O  imóvel atingido, e que também foi interditado, pertence à artesã Neusa Maria Cardoso. A casa, que fica no segundo andar e conta com cinco cômodos, teve os telhados da sala e do quarto atingidos. Ela explicou que o irmão dela, que mora na residência, estava em casa na hora do ocorrido, mas que por ter problemas mentais, não avisou a ninguém. “Um vizinho do prédio ao lado que viu o telhado quebrado e informou do perigo que meu irmão estava correndo. Foi então que eu acionei a Prefeitura”, explicou.

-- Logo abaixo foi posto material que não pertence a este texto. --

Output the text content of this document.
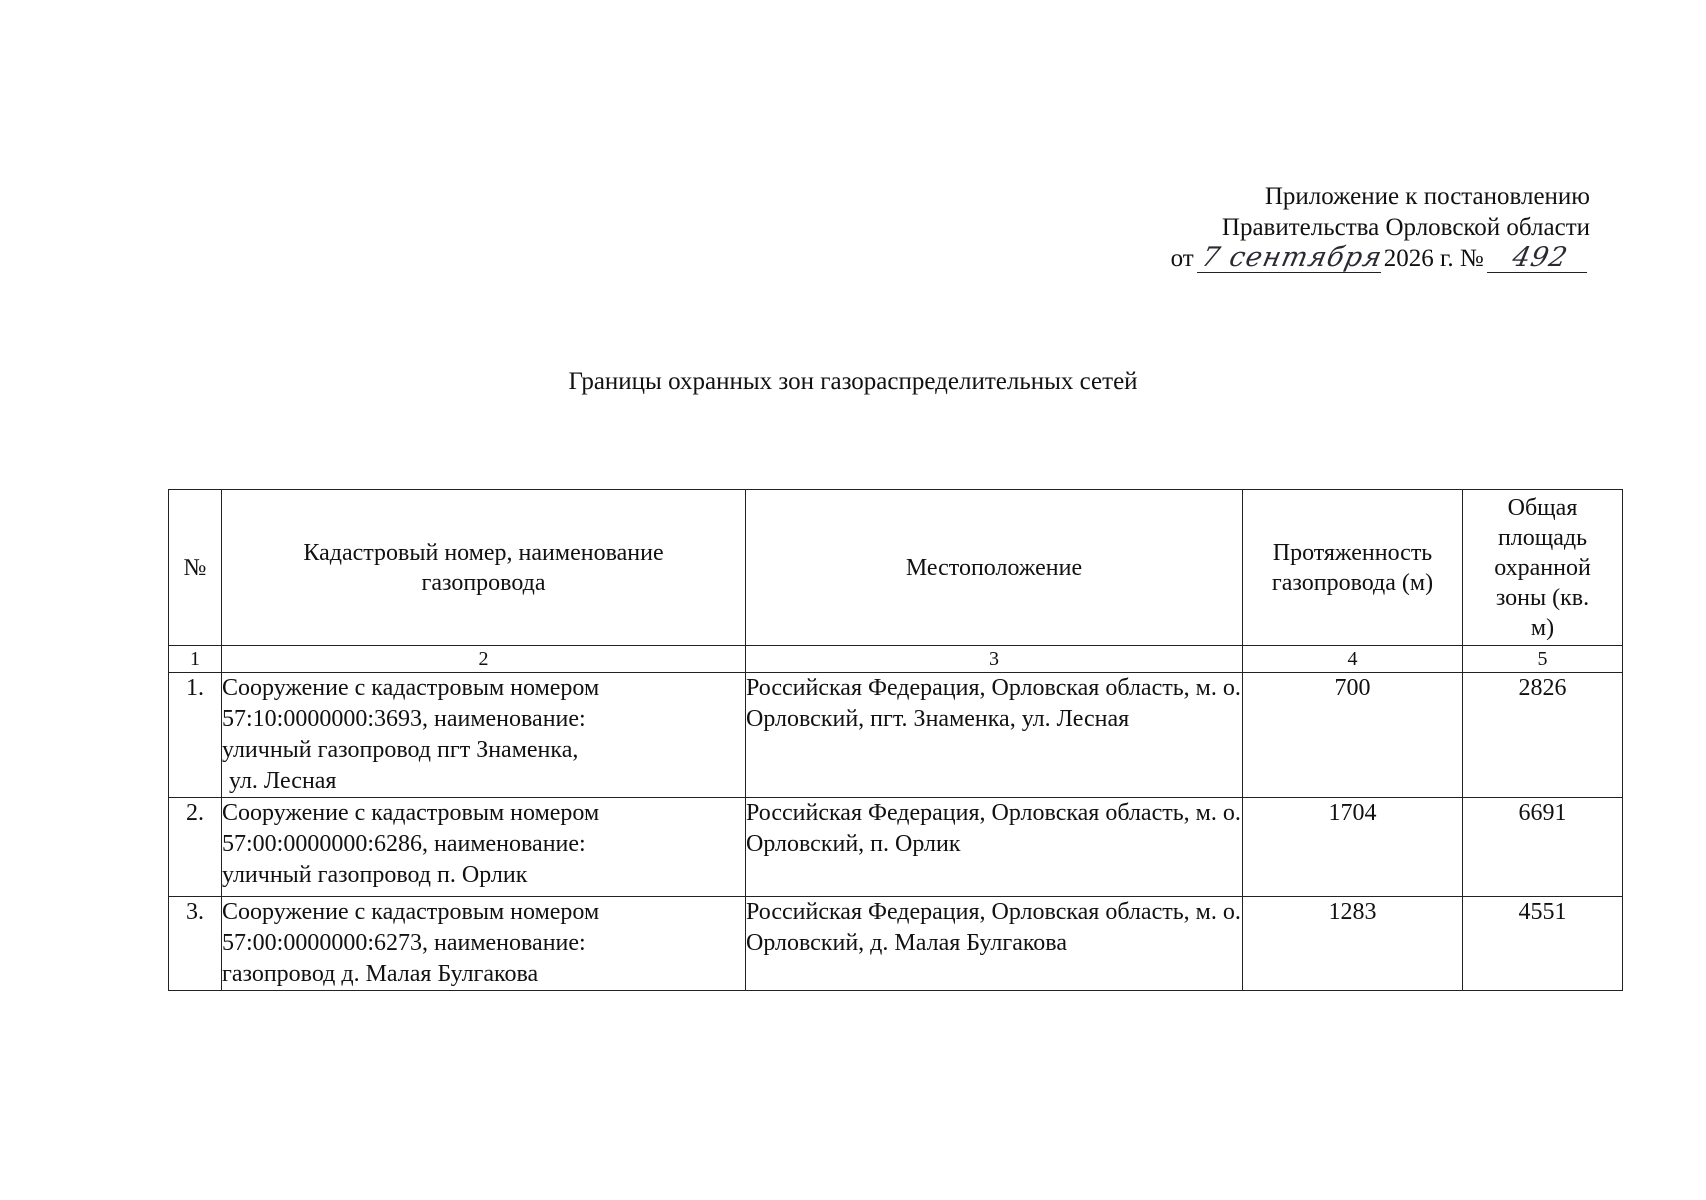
Приложение к постановлению
Правительства Орловской области
от 7 сентября2026 г. № 492
Границы охранных зон газораспределительных сетей
№	Кадастровый номер, наименование газопровода	Местоположение	Протяженность газопровода (м)	Общая площадь охранной зоны (кв. м)
1	2	3	4	5
1.	Сооружение с кадастровым номером
57:10:0000000:3693, наименование:
уличный газопровод пгт Знаменка,
ул. Лесная	Российская Федерация, Орловская область, м. о. Орловский, пгт. Знаменка, ул. Лесная	700	2826
2.	Сооружение с кадастровым номером
57:00:0000000:6286, наименование:
уличный газопровод п. Орлик	Российская Федерация, Орловская область, м. о. Орловский, п. Орлик	1704	6691
3.	Сооружение с кадастровым номером
57:00:0000000:6273, наименование:
газопровод д. Малая Булгакова	Российская Федерация, Орловская область, м. о. Орловский, д. Малая Булгакова	1283	4551
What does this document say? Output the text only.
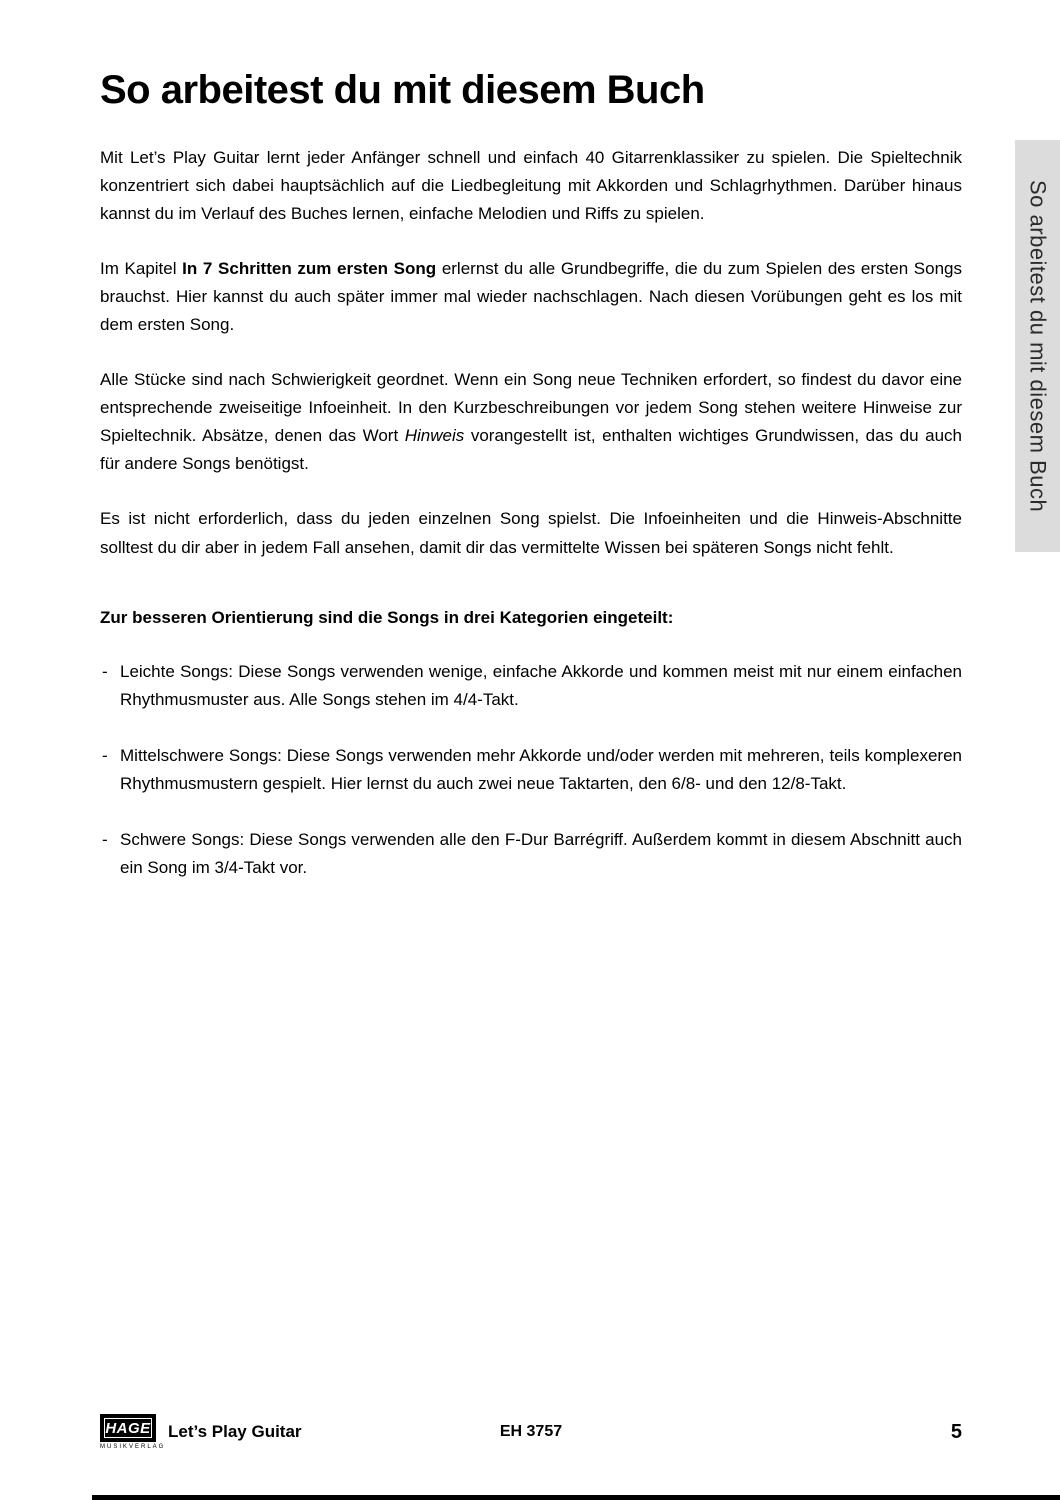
So arbeitest du mit diesem Buch
So arbeitest du mit diesem Buch

Mit Let’s Play Guitar lernt jeder Anfänger schnell und einfach 40 Gitarrenklassiker zu spielen. Die Spieltechnik konzentriert sich dabei hauptsächlich auf die Liedbegleitung mit Akkorden und Schlagrhythmen. Darüber hinaus kannst du im Verlauf des Buches lernen, einfache Melodien und Riffs zu spielen.

Im Kapitel In 7 Schritten zum ersten Song erlernst du alle Grundbegriffe, die du zum Spielen des ersten Songs brauchst. Hier kannst du auch später immer mal wieder nachschlagen. Nach diesen Vorübungen geht es los mit dem ersten Song.

Alle Stücke sind nach Schwierigkeit geordnet. Wenn ein Song neue Techniken erfordert, so findest du davor eine entsprechende zweiseitige Infoeinheit. In den Kurzbeschreibungen vor jedem Song stehen weitere Hinweise zur Spieltechnik. Absätze, denen das Wort Hinweis vorangestellt ist, enthalten wichtiges Grundwissen, das du auch für andere Songs benötigst.

Es ist nicht erforderlich, dass du jeden einzelnen Song spielst. Die Infoeinheiten und die Hinweis-Abschnitte solltest du dir aber in jedem Fall ansehen, damit dir das vermittelte Wissen bei späteren Songs nicht fehlt.

Zur besseren Orientierung sind die Songs in drei Kategorien eingeteilt:
- Leichte Songs: Diese Songs verwenden wenige, einfache Akkorde und kommen meist mit nur einem einfachen Rhythmusmuster aus. Alle Songs stehen im 4/4-Takt.
- Mittelschwere Songs: Diese Songs verwenden mehr Akkorde und/oder werden mit mehreren, teils komplexeren Rhythmusmustern gespielt. Hier lernst du auch zwei neue Taktarten, den 6/8- und den 12/8-Takt.
- Schwere Songs: Diese Songs verwenden alle den F-Dur Barrégriff. Außerdem kommt in diesem Abschnitt auch ein Song im 3/4-Takt vor.
HAGE
MUSIKVERLAG
Let’s Play Guitar	EH 3757	5
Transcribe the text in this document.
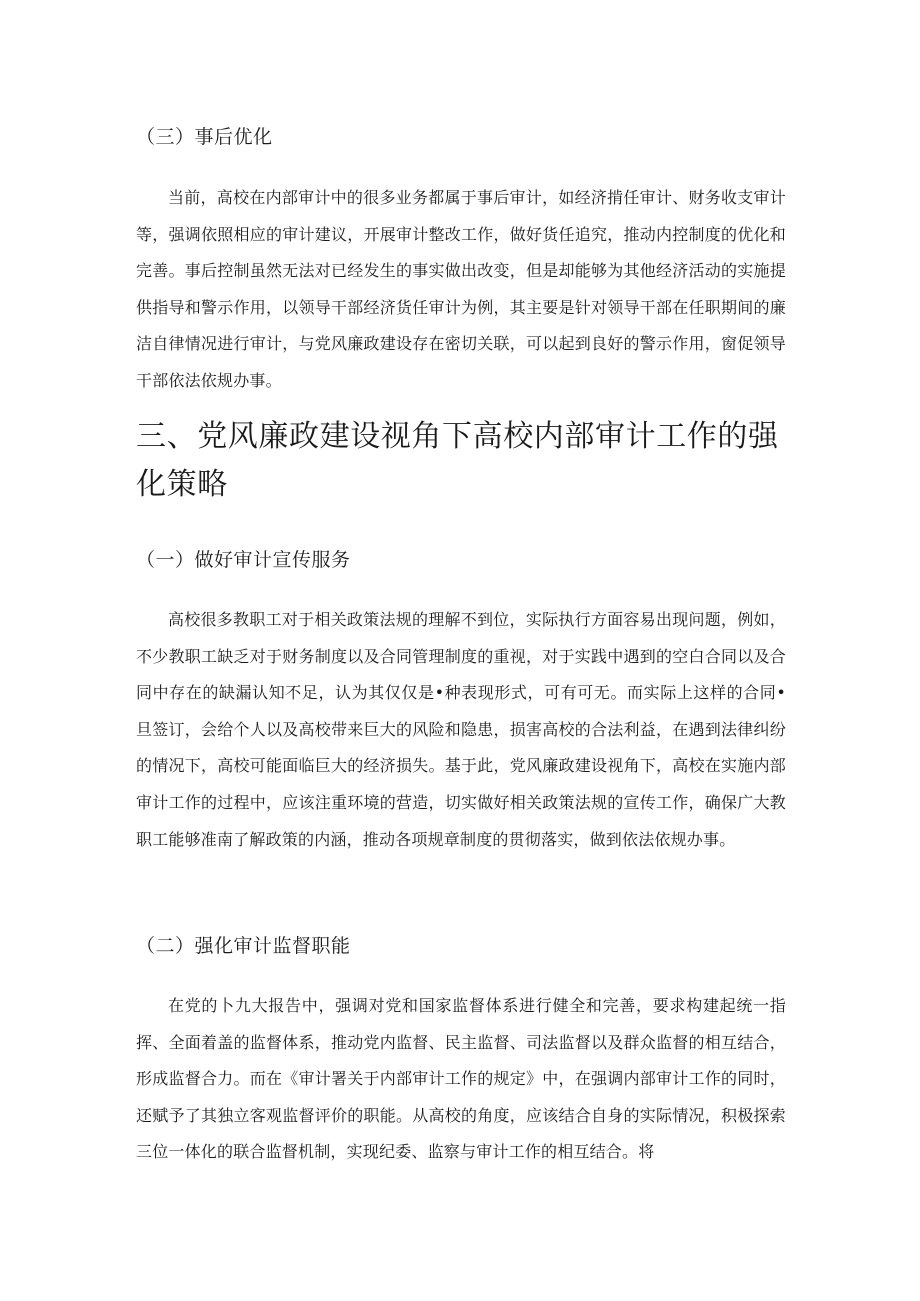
（三）事后优化

当前，高校在内部审计中的很多业务都属于事后审计，如经济掯任审计、财务收支审计等，强调依照相应的审计建议，开展审计整改工作，做好货任追究，推动内控制度的优化和完善。事后控制虽然无法对已经发生的事实做出改变，但是却能够为其他经济活动的实施提供指导和警示作用，以领导干部经济货任审计为例，其主要是针对领导干部在任职期间的廉洁自律情况进行审计，与党风廉政建设存在密切关联，可以起到良好的警示作用，窗促领导干部依法依规办事。

三、党风廉政建设视角下高校内部审计工作的强化策略
（一）做好审计宣传服务

高校很多教职工对于相关政策法规的理解不到位，实际执行方面容易出现问题，例如，不少教职工缺乏对于财务制度以及合同管理制度的重视，对于实践中遇到的空白合同以及合同中存在的缺漏认知不足，认为其仅仅是•种表现形式，可有可无。而实际上这样的合同•旦签订，会给个人以及高校带来巨大的风险和隐患，损害高校的合法利益，在遇到法律纠纷的情况下，高校可能面临巨大的经济损失。基于此，党风廉政建设视角下，高校在实施内部审计工作的过程中，应该注重环境的营造，切实做好相关政策法规的宣传工作，确保广大教职工能够准南了解政策的内涵，推动各项规章制度的贯彻落实，做到依法依规办事。

（二）强化审计监督职能

在党的卜九大报告中，强调对党和国家监督体系进行健全和完善，要求构建起统一指挥、全面着盖的监督体系，推动党内监督、民主监督、司法监督以及群众监督的相互结合，形成监督合力。而在《审计署关于内部审计工作的规定》中，在强调内部审计工作的同时，还赋予了其独立客观监督评价的职能。从高校的角度，应该结合自身的实际情况，积极探索三位一体化的联合监督机制，实现纪委、监察与审计工作的相互结合。将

Além da Defesa Civil, também participaram da ação de vistoria e demolição da estrutura, fiscais da Coordenadoria de Assuntos Fundiários, da Secretaria de Desenvolvimento da Cidade; agentes da Divisão de Fiscalização de Obras Particulares (DIFOP), da Secretaria de Obras; e homens da Polícia Militar.

Casas de aluguel na mira do MP  - Vale lembrar que o caso aconteceu poucas horas depois de uma ação realizada pelo Ministério Público do Rio de Janeiro (MPRJ) com o intuito de apurar a informação de que diversas casas utilizadas para o aluguel de veraneio não seguiam as regras de segurança exigidas para esse tipo de serviço. Com a confirmação das irregularidades, o MP proibiu que cerca de 50 casas realizem esse tipo de atividade durante o Carnaval.

A Prefeitura de Cabo Frio foi intimada a participar da operação, e agentes da Coordenadoria Geral de Planejamento do município acompanharam os agentes do GAP. De acordo com o MP, os problemas identificados iam desde irregularidades na estrutura até na documentação do imóvel.